Bishop Wilson: Everything I have mentioned applies to this question, but added to my response is my belief in and respect for the good management of TMF. After the death of myself, my spouse, and my children, I believe TMF will be a safe and trusted depository for the on-going good that I hope our financial resources will continue to offer for the needs of our church and the disadvantaged. I have absolutely no doubt that their decisions for the use of these funds will be fully representative of my United Methodist theology and framework of beliefs. By offering loan opportunities in local United Methodist Churches, we feel like we are part of a continuing evangelistic outreach far beyond our life span.
How did you develop your sense of philanthropy?
Bishop Wilson: This concern was not a taught response to life, for my birth family was not wealthy and used most of their earnings to “get by.” My sense of philanthropy grew out of an overwhelming awareness of the unmerited gifts (beyond financial) I have experienced in the journey of life. My sense of gratitude for so many blessings created a life response of joyous thanksgiving. Our philanthropy is small but we cannot imagine living with only a self-serving use of money. I believe the birth of life must be coupled with the birth of generosity. I also believe that afterlife, we are in good hands, and part of our earthly occupation must be the care of each other.
How would you encourage others to invest in TMF?
Bishop Wilson: By transferring money markets and other savings into TMF investments, I encourage others. By putting surpluses in checking accounts into this very safe institution and earning a good interest rate, I encourage others. My mother is 102 years old and has three sizeable certificates with TMF, which she will not touch because of her trust in The Texas Methodist Foundation, along with her desire to make a stable interest income and to give a loving gift to the church through TMF’s ministry. Over the years, even a small investment will grow and give you a comforting assurance that you have made a contribution to God’s work, serving many worthy ministries of the church.

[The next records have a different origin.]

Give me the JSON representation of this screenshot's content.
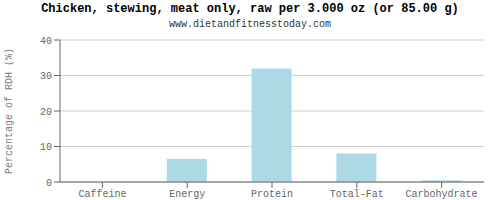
{
  "chart_data": {
    "type": "bar",
    "title": "Chicken, stewing, meat only, raw per 3.000 oz (or 85.00 g)",
    "subtitle": "www.dietandfitnesstoday.com",
    "categories": [
      "Caffeine",
      "Energy",
      "Protein",
      "Total-Fat",
      "Carbohydrate"
    ],
    "values": [
      0,
      6.5,
      32,
      8,
      0.5
    ],
    "color": "#add8e6",
    "ylabel": "Percentage of RDH (%)",
    "ylim": [
      0,
      40
    ],
    "yticks": [
      0,
      10,
      20,
      30,
      40
    ],
    "grid": true
  }
}
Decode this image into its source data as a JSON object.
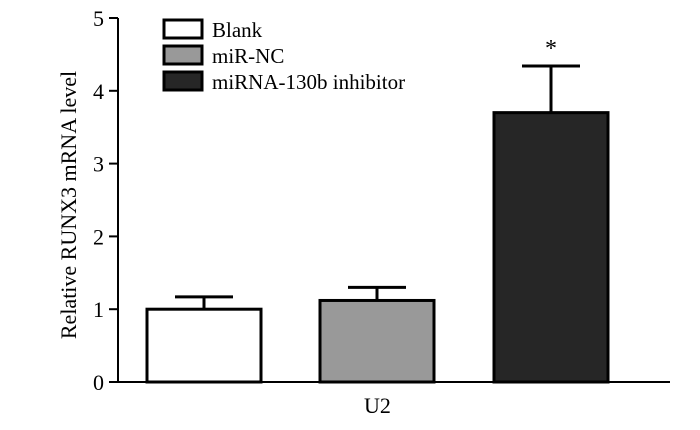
{
  "chart_data": {
    "type": "bar",
    "title": "",
    "xlabel": "",
    "ylabel": "Relative RUNX3 mRNA level",
    "categories": [
      "U2"
    ],
    "ylim": [
      0,
      5
    ],
    "yticks": [
      0,
      1,
      2,
      3,
      4,
      5
    ],
    "grid": false,
    "legend_position": "top-left",
    "series": [
      {
        "name": "Blank",
        "values": [
          1.0
        ],
        "error": [
          0.17
        ],
        "color": "#ffffff"
      },
      {
        "name": "miR-NC",
        "values": [
          1.12
        ],
        "error": [
          0.18
        ],
        "color": "#999999"
      },
      {
        "name": "miRNA-130b inhibitor",
        "values": [
          3.7
        ],
        "error": [
          0.64
        ],
        "color": "#262626"
      }
    ],
    "annotations": [
      {
        "text": "*",
        "series": "miRNA-130b inhibitor",
        "category": "U2"
      }
    ]
  }
}
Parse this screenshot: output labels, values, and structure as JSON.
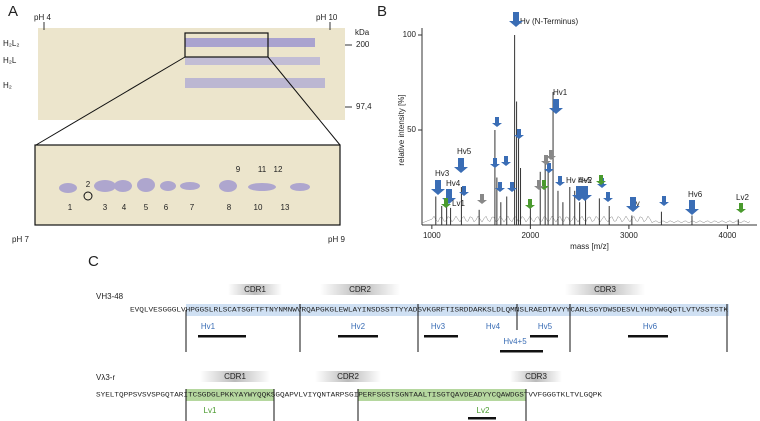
{
  "panel_a": {
    "label": "A",
    "ph_top_left": "pH 4",
    "ph_top_right": "pH 10",
    "unit": "kDa",
    "markers": [
      "200",
      "97,4"
    ],
    "bands": [
      "H₂L₂",
      "H₂L",
      "H₂"
    ],
    "spots": [
      "1",
      "2",
      "3",
      "4",
      "5",
      "6",
      "7",
      "8",
      "9",
      "10",
      "11",
      "12",
      "13"
    ],
    "ph_bottom_left": "pH 7",
    "ph_bottom_right": "pH 9"
  },
  "chart_data": {
    "type": "spectrum",
    "label": "B",
    "xlabel": "mass [m/z]",
    "ylabel": "relative intensity [%]",
    "x": [
      1040,
      1100,
      1150,
      1190,
      1300,
      1480,
      1640,
      1660,
      1700,
      1760,
      1840,
      1860,
      1880,
      1900,
      2000,
      2100,
      2150,
      2180,
      2230,
      2280,
      2330,
      2400,
      2450,
      2500,
      2560,
      2700,
      2800,
      3030,
      3330,
      3640,
      4110
    ],
    "values": [
      15,
      10,
      13,
      9,
      20,
      8,
      50,
      25,
      12,
      15,
      100,
      65,
      50,
      30,
      10,
      28,
      35,
      30,
      70,
      18,
      12,
      20,
      18,
      12,
      14,
      14,
      10,
      5,
      7,
      5,
      3
    ],
    "color": "#333333",
    "xlim": [
      900,
      4300
    ],
    "ylim": [
      0,
      100
    ],
    "xticks": [
      1000,
      2000,
      3000,
      4000
    ],
    "yticks": [
      50,
      100
    ],
    "annotations": [
      {
        "text": "Hv (N-Terminus)",
        "color": "#3a6db5"
      },
      {
        "text": "Hv1",
        "color": "#3a6db5"
      },
      {
        "text": "Hv5",
        "color": "#3a6db5"
      },
      {
        "text": "Hv3",
        "color": "#3a6db5"
      },
      {
        "text": "Hv4",
        "color": "#3a6db5"
      },
      {
        "text": "Lv1",
        "color": "#4a9a2e"
      },
      {
        "text": "Hv 4+5",
        "color": "#3a6db5"
      },
      {
        "text": "Hv2",
        "color": "#3a6db5"
      },
      {
        "text": "Hv",
        "color": "#3a6db5"
      },
      {
        "text": "Hv6",
        "color": "#3a6db5"
      },
      {
        "text": "Lv2",
        "color": "#4a9a2e"
      }
    ]
  },
  "panel_c": {
    "label": "C",
    "heavy": {
      "name": "VH3-48",
      "sequence": "EVQLVESGGGLVHPGGSLRLSCATSGFTFTNYNMNWVRQAPGKGLEWLAYINSDSSTTYYADSVKGRFTISRDDARKSLDLQMNSLRAEDTAVYYCARLSGYDWSDESVLYHDYWGQGTLVTVSSTSTK",
      "cdrs": [
        "CDR1",
        "CDR2",
        "CDR3"
      ],
      "peptides": [
        "Hv1",
        "Hv2",
        "Hv3",
        "Hv4",
        "Hv5",
        "Hv6",
        "Hv4+5"
      ]
    },
    "light": {
      "name": "Vλ3-r",
      "sequence": "SYELTQPPSVSVSPGQTARITCSGDGLPKKYAYWYQQKSGQAPVLVIYQNTARPSGIPERFSGSTSGNTAALTISGTQAVDEADYYCQAWDGSTVVFGGGTKLTVLGQPK",
      "cdrs": [
        "CDR1",
        "CDR2",
        "CDR3"
      ],
      "peptides": [
        "Lv1",
        "Lv2"
      ]
    }
  }
}
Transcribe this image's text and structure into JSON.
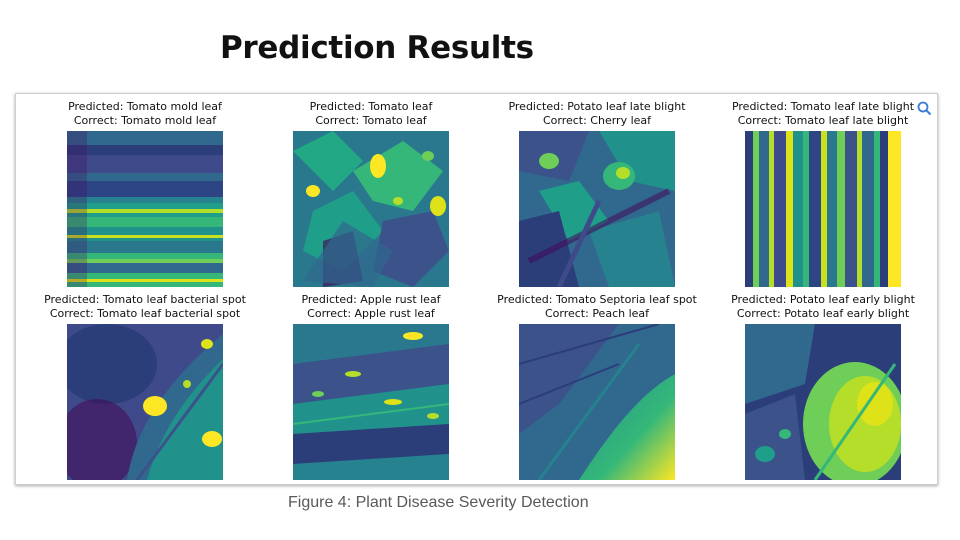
{
  "slide": {
    "title": "Prediction Results"
  },
  "figure": {
    "caption": "Figure 4: Plant Disease Severity Detection",
    "panels": [
      {
        "predicted": "Predicted: Tomato mold leaf",
        "correct": "Correct: Tomato mold leaf"
      },
      {
        "predicted": "Predicted: Tomato leaf",
        "correct": "Correct: Tomato leaf"
      },
      {
        "predicted": "Predicted: Potato leaf late blight",
        "correct": "Correct: Cherry leaf"
      },
      {
        "predicted": "Predicted: Tomato leaf late blight",
        "correct": "Correct: Tomato leaf late blight"
      },
      {
        "predicted": "Predicted: Tomato leaf bacterial spot",
        "correct": "Correct: Tomato leaf bacterial spot"
      },
      {
        "predicted": "Predicted: Apple rust leaf",
        "correct": "Correct: Apple rust leaf"
      },
      {
        "predicted": "Predicted: Tomato Septoria leaf spot",
        "correct": "Correct: Peach leaf"
      },
      {
        "predicted": "Predicted: Potato leaf early blight",
        "correct": "Correct: Potato leaf early blight"
      }
    ]
  },
  "colors": {
    "viridis_dark": "#440154",
    "viridis_blue": "#31688e",
    "viridis_teal": "#21918c",
    "viridis_green": "#35b779",
    "viridis_yellow": "#fde725"
  },
  "icons": {
    "overlay": "zoom-icon"
  }
}
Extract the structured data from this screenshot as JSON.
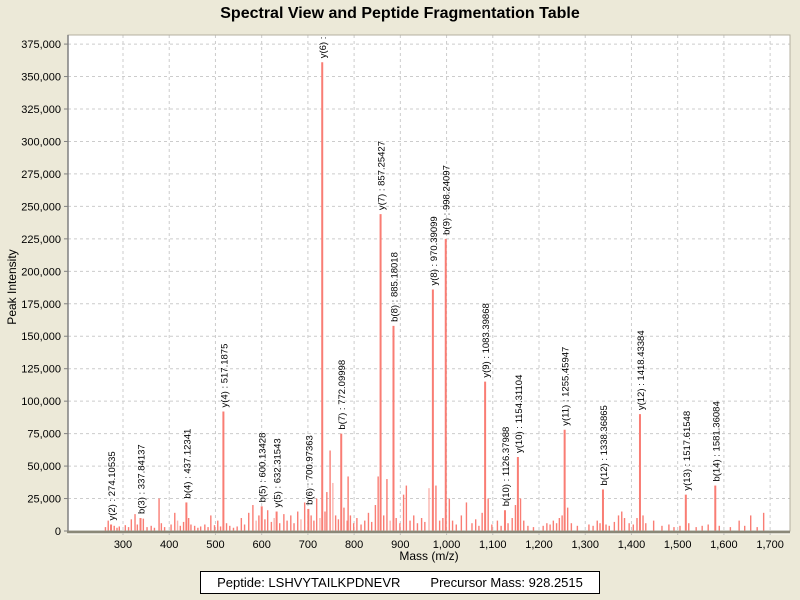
{
  "title": "Spectral View and Peptide Fragmentation Table",
  "footer": {
    "peptide_text": "Peptide: LSHVYTAILKPDNEVR",
    "precursor_text": "Precursor Mass: 928.2515"
  },
  "chart_data": {
    "type": "bar",
    "subtype": "mass-spectrum-stick-plot",
    "title": "Spectral View and Peptide Fragmentation Table",
    "xlabel": "Mass (m/z)",
    "ylabel": "Peak Intensity",
    "xlim": [
      181,
      1743
    ],
    "ylim": [
      0,
      382000
    ],
    "x_ticks": [
      300,
      400,
      500,
      600,
      700,
      800,
      900,
      1000,
      1100,
      1200,
      1300,
      1400,
      1500,
      1600,
      1700
    ],
    "y_ticks": [
      0,
      25000,
      50000,
      75000,
      100000,
      125000,
      150000,
      175000,
      200000,
      225000,
      250000,
      275000,
      300000,
      325000,
      350000,
      375000
    ],
    "grid": true,
    "legend": "none",
    "bar_color": "#f97d74",
    "bar_color_light": "#fbb5af",
    "grid_color": "#cccccc",
    "plot_bg": "#ffffff",
    "page_bg": "#ece9d8",
    "annotated_peaks": [
      {
        "label": "y(2) : 274.10535",
        "mz": 274.11,
        "intensity": 5000
      },
      {
        "label": "b(3) : 337.84137",
        "mz": 337.84,
        "intensity": 10000
      },
      {
        "label": "b(4) : 437.12341",
        "mz": 437.12,
        "intensity": 22000
      },
      {
        "label": "y(4) : 517.1875",
        "mz": 517.19,
        "intensity": 92000
      },
      {
        "label": "b(5) : 600.13428",
        "mz": 600.13,
        "intensity": 19000
      },
      {
        "label": "y(5) : 632.31543",
        "mz": 632.32,
        "intensity": 15000
      },
      {
        "label": "b(6) : 700.97363",
        "mz": 700.97,
        "intensity": 17000
      },
      {
        "label": "y(6) :",
        "mz": 731.0,
        "intensity": 361000
      },
      {
        "label": "b(7) : 772.09998",
        "mz": 772.1,
        "intensity": 75000
      },
      {
        "label": "y(7) : 857.25427",
        "mz": 857.25,
        "intensity": 244000
      },
      {
        "label": "b(8) : 885.18018",
        "mz": 885.18,
        "intensity": 158000
      },
      {
        "label": "y(8) : 970.39099",
        "mz": 970.39,
        "intensity": 186000
      },
      {
        "label": "b(9) : 998.24097",
        "mz": 998.24,
        "intensity": 225000
      },
      {
        "label": "y(9) : 1083.39868",
        "mz": 1083.4,
        "intensity": 115000
      },
      {
        "label": "b(10) : 1126.37988",
        "mz": 1126.38,
        "intensity": 16000
      },
      {
        "label": "y(10) : 1154.31104",
        "mz": 1154.31,
        "intensity": 57000
      },
      {
        "label": "y(11) : 1255.45947",
        "mz": 1255.46,
        "intensity": 78000
      },
      {
        "label": "b(12) : 1338.36865",
        "mz": 1338.37,
        "intensity": 32000
      },
      {
        "label": "y(12) : 1418.43384",
        "mz": 1418.43,
        "intensity": 90000
      },
      {
        "label": "y(13) : 1517.61548",
        "mz": 1517.62,
        "intensity": 28000
      },
      {
        "label": "b(14) : 1581.36084",
        "mz": 1581.36,
        "intensity": 35000
      }
    ],
    "background_peaks": [
      [
        262,
        3000
      ],
      [
        268,
        8000
      ],
      [
        281,
        4000
      ],
      [
        287,
        2500
      ],
      [
        292,
        3500
      ],
      [
        305,
        4500
      ],
      [
        312,
        3000
      ],
      [
        318,
        9000
      ],
      [
        326,
        13000
      ],
      [
        331,
        5000
      ],
      [
        344,
        9500
      ],
      [
        352,
        3000
      ],
      [
        361,
        4000
      ],
      [
        368,
        2500
      ],
      [
        378,
        25000
      ],
      [
        383,
        6000
      ],
      [
        390,
        3000
      ],
      [
        404,
        5000
      ],
      [
        412,
        14000
      ],
      [
        418,
        8000,
        1
      ],
      [
        424,
        4000
      ],
      [
        431,
        7000
      ],
      [
        442,
        10000
      ],
      [
        447,
        5000
      ],
      [
        455,
        4000
      ],
      [
        462,
        2500
      ],
      [
        468,
        3500
      ],
      [
        477,
        5000
      ],
      [
        484,
        3000
      ],
      [
        490,
        12000
      ],
      [
        498,
        4500
      ],
      [
        505,
        8000
      ],
      [
        511,
        3500
      ],
      [
        524,
        6000
      ],
      [
        531,
        4000
      ],
      [
        539,
        2500
      ],
      [
        547,
        3500
      ],
      [
        556,
        10000
      ],
      [
        563,
        5000
      ],
      [
        572,
        14000
      ],
      [
        581,
        20000
      ],
      [
        588,
        8000,
        1
      ],
      [
        594,
        12000
      ],
      [
        607,
        9000
      ],
      [
        613,
        16000
      ],
      [
        621,
        7000
      ],
      [
        627,
        10000,
        1
      ],
      [
        639,
        6000
      ],
      [
        648,
        13000
      ],
      [
        655,
        8000
      ],
      [
        663,
        12000
      ],
      [
        670,
        6000
      ],
      [
        678,
        15000
      ],
      [
        685,
        9000,
        1
      ],
      [
        693,
        22000
      ],
      [
        707,
        12000
      ],
      [
        713,
        8000
      ],
      [
        719,
        25000
      ],
      [
        726,
        10000,
        1
      ],
      [
        737,
        15000
      ],
      [
        741,
        30000
      ],
      [
        748,
        62000
      ],
      [
        754,
        37000,
        1
      ],
      [
        760,
        12000
      ],
      [
        766,
        9000
      ],
      [
        778,
        18000
      ],
      [
        785,
        8000
      ],
      [
        787,
        42000
      ],
      [
        792,
        12000
      ],
      [
        799,
        6000
      ],
      [
        806,
        10000
      ],
      [
        815,
        5000
      ],
      [
        823,
        8000
      ],
      [
        831,
        14000
      ],
      [
        838,
        7000
      ],
      [
        846,
        20000
      ],
      [
        852,
        42000
      ],
      [
        864,
        12000
      ],
      [
        871,
        40000
      ],
      [
        878,
        8000,
        1
      ],
      [
        891,
        10000
      ],
      [
        899,
        6000
      ],
      [
        907,
        28000
      ],
      [
        913,
        35000
      ],
      [
        921,
        8000
      ],
      [
        929,
        12000
      ],
      [
        937,
        6000
      ],
      [
        946,
        10000
      ],
      [
        953,
        7000
      ],
      [
        962,
        33000,
        1
      ],
      [
        977,
        35000
      ],
      [
        985,
        8000
      ],
      [
        992,
        10000
      ],
      [
        1006,
        25000
      ],
      [
        1013,
        8000
      ],
      [
        1021,
        5000
      ],
      [
        1032,
        12000
      ],
      [
        1043,
        22000
      ],
      [
        1055,
        6000
      ],
      [
        1063,
        9000
      ],
      [
        1070,
        4000
      ],
      [
        1077,
        14000
      ],
      [
        1090,
        25000
      ],
      [
        1098,
        5000
      ],
      [
        1110,
        8000
      ],
      [
        1118,
        4000
      ],
      [
        1133,
        6000
      ],
      [
        1142,
        10000
      ],
      [
        1149,
        20000
      ],
      [
        1160,
        25000
      ],
      [
        1167,
        8000
      ],
      [
        1176,
        4000
      ],
      [
        1188,
        3000
      ],
      [
        1209,
        4000
      ],
      [
        1217,
        6000
      ],
      [
        1224,
        5000
      ],
      [
        1231,
        8000
      ],
      [
        1238,
        6000
      ],
      [
        1244,
        10000
      ],
      [
        1250,
        12000
      ],
      [
        1262,
        18000
      ],
      [
        1270,
        6000
      ],
      [
        1283,
        4000
      ],
      [
        1308,
        5000
      ],
      [
        1317,
        4000
      ],
      [
        1326,
        8000
      ],
      [
        1332,
        6000
      ],
      [
        1345,
        5000
      ],
      [
        1352,
        4000
      ],
      [
        1363,
        7000
      ],
      [
        1372,
        12000
      ],
      [
        1379,
        15000
      ],
      [
        1385,
        10000
      ],
      [
        1395,
        6000
      ],
      [
        1404,
        5000
      ],
      [
        1412,
        10000
      ],
      [
        1425,
        12000
      ],
      [
        1431,
        6000
      ],
      [
        1448,
        8000
      ],
      [
        1466,
        4000
      ],
      [
        1481,
        5000
      ],
      [
        1492,
        3000
      ],
      [
        1505,
        4000
      ],
      [
        1524,
        6000
      ],
      [
        1540,
        3000
      ],
      [
        1553,
        4000
      ],
      [
        1566,
        5000
      ],
      [
        1590,
        4000
      ],
      [
        1614,
        3000
      ],
      [
        1633,
        8000
      ],
      [
        1645,
        4000
      ],
      [
        1658,
        12000
      ],
      [
        1672,
        3000
      ],
      [
        1686,
        14000
      ]
    ]
  }
}
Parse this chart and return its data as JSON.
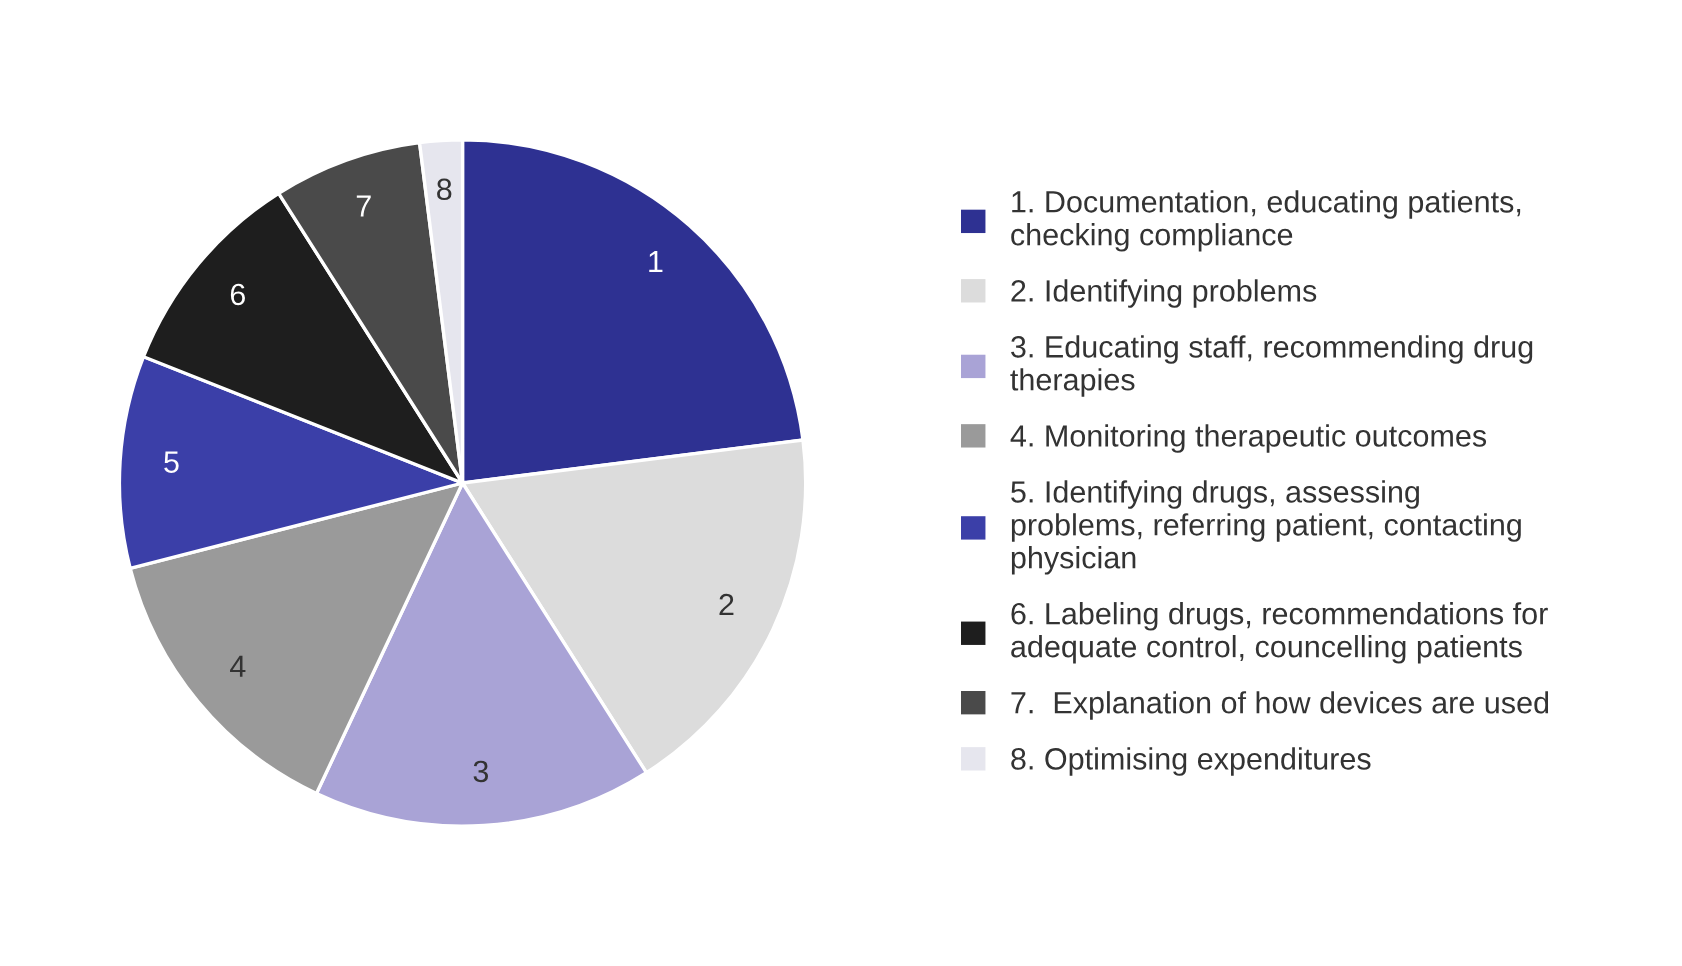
{
  "chart_data": {
    "type": "pie",
    "categories": [
      "1. Documentation, educating patients,\nchecking compliance",
      "2. Identifying problems",
      "3. Educating staff, recommending drug\ntherapies",
      "4. Monitoring therapeutic outcomes",
      "5. Identifying drugs, assessing\nproblems, referring patient, contacting\nphysician",
      "6. Labeling drugs, recommendations for\nadequate control, councelling patients",
      "7.  Explanation of how devices are used",
      "8. Optimising expenditures"
    ],
    "values": [
      23,
      18,
      16,
      14,
      10,
      10,
      7,
      2
    ],
    "colors": [
      "#2e3192",
      "#dcdcdc",
      "#a9a3d6",
      "#9a9a9a",
      "#3b3fa8",
      "#1e1e1e",
      "#4a4a4a",
      "#e6e6ee"
    ],
    "annotations": [
      "1",
      "2",
      "3",
      "4",
      "5",
      "6",
      "7",
      "8"
    ],
    "legend": "right"
  }
}
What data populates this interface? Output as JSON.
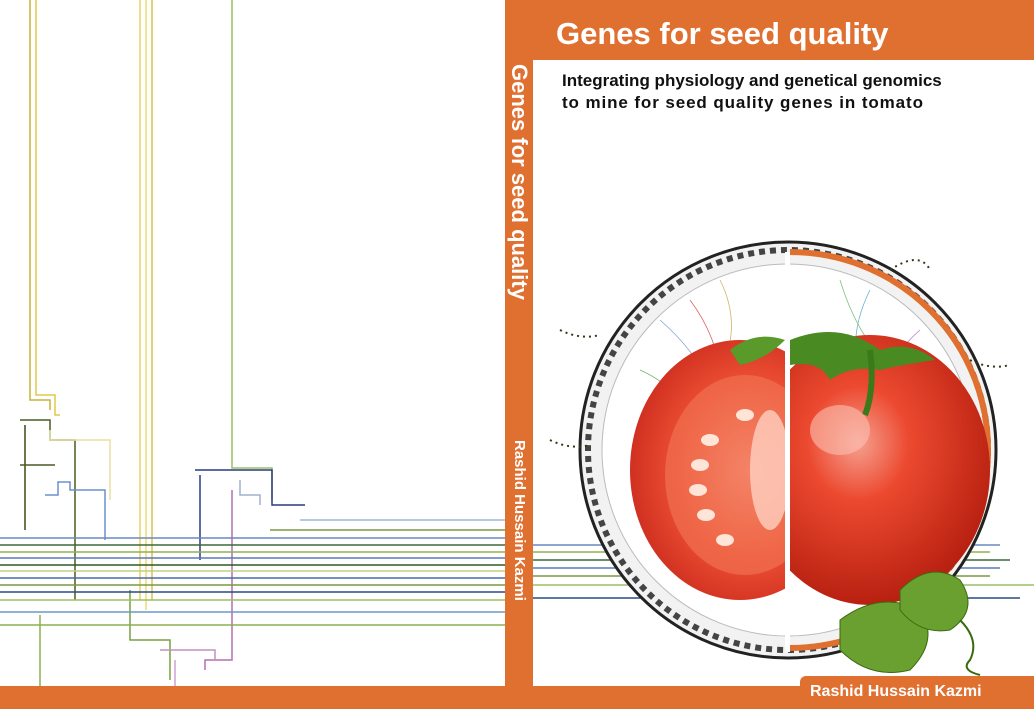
{
  "cover": {
    "title": "Genes for seed quality",
    "subtitle_line1": "Integrating physiology  and genetical genomics",
    "subtitle_line2": "to mine for seed quality genes in tomato",
    "spine_title": "Genes for seed quality",
    "spine_author": "Rashid Hussain Kazmi",
    "author": "Rashid Hussain Kazmi"
  },
  "colors": {
    "accent": "#e07030",
    "tomato_red": "#e8432a",
    "leaf_green": "#5a9a2a"
  },
  "icons": {
    "illustration": "tomato-illustration",
    "back_art": "genetic-map-lines"
  }
}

Is there anything else you would like to tell us?
Bishop Wilson: Yes, part of my great confidence and belief in TMF is grounded in my sincere appreciation of the staff. Every need, from TMF's great president, Tom Locke, to all who serve below him, has been met with expertise and personal commitments to care for any question or request. This has never changed over my years of contact. TMF is not just a business. It is a center of hospitality, kindness, great financial stability, and knowledge. I am truly grateful for this atmosphere that permeates all their work.
Bishop Joe A. Wilson is a descendant of one of the first circuit riders in East Texas. He attended Southwestern University in Georgetown, receiving a B.A. degree, Perkins School of Theology at SMU, where he was awarded a Masters of Theology and Drew University, where he earned a Doctor of Ministry degree. He was elected bishop by the South Central Jurisdictional Conference in 1992 and was assigned to the Fort Worth Area, where he served for eight years before retiring in September 2000. Following that, he served as the Bishop-in-Residence at Southwestern University in Georgetown, Texas for eleven years.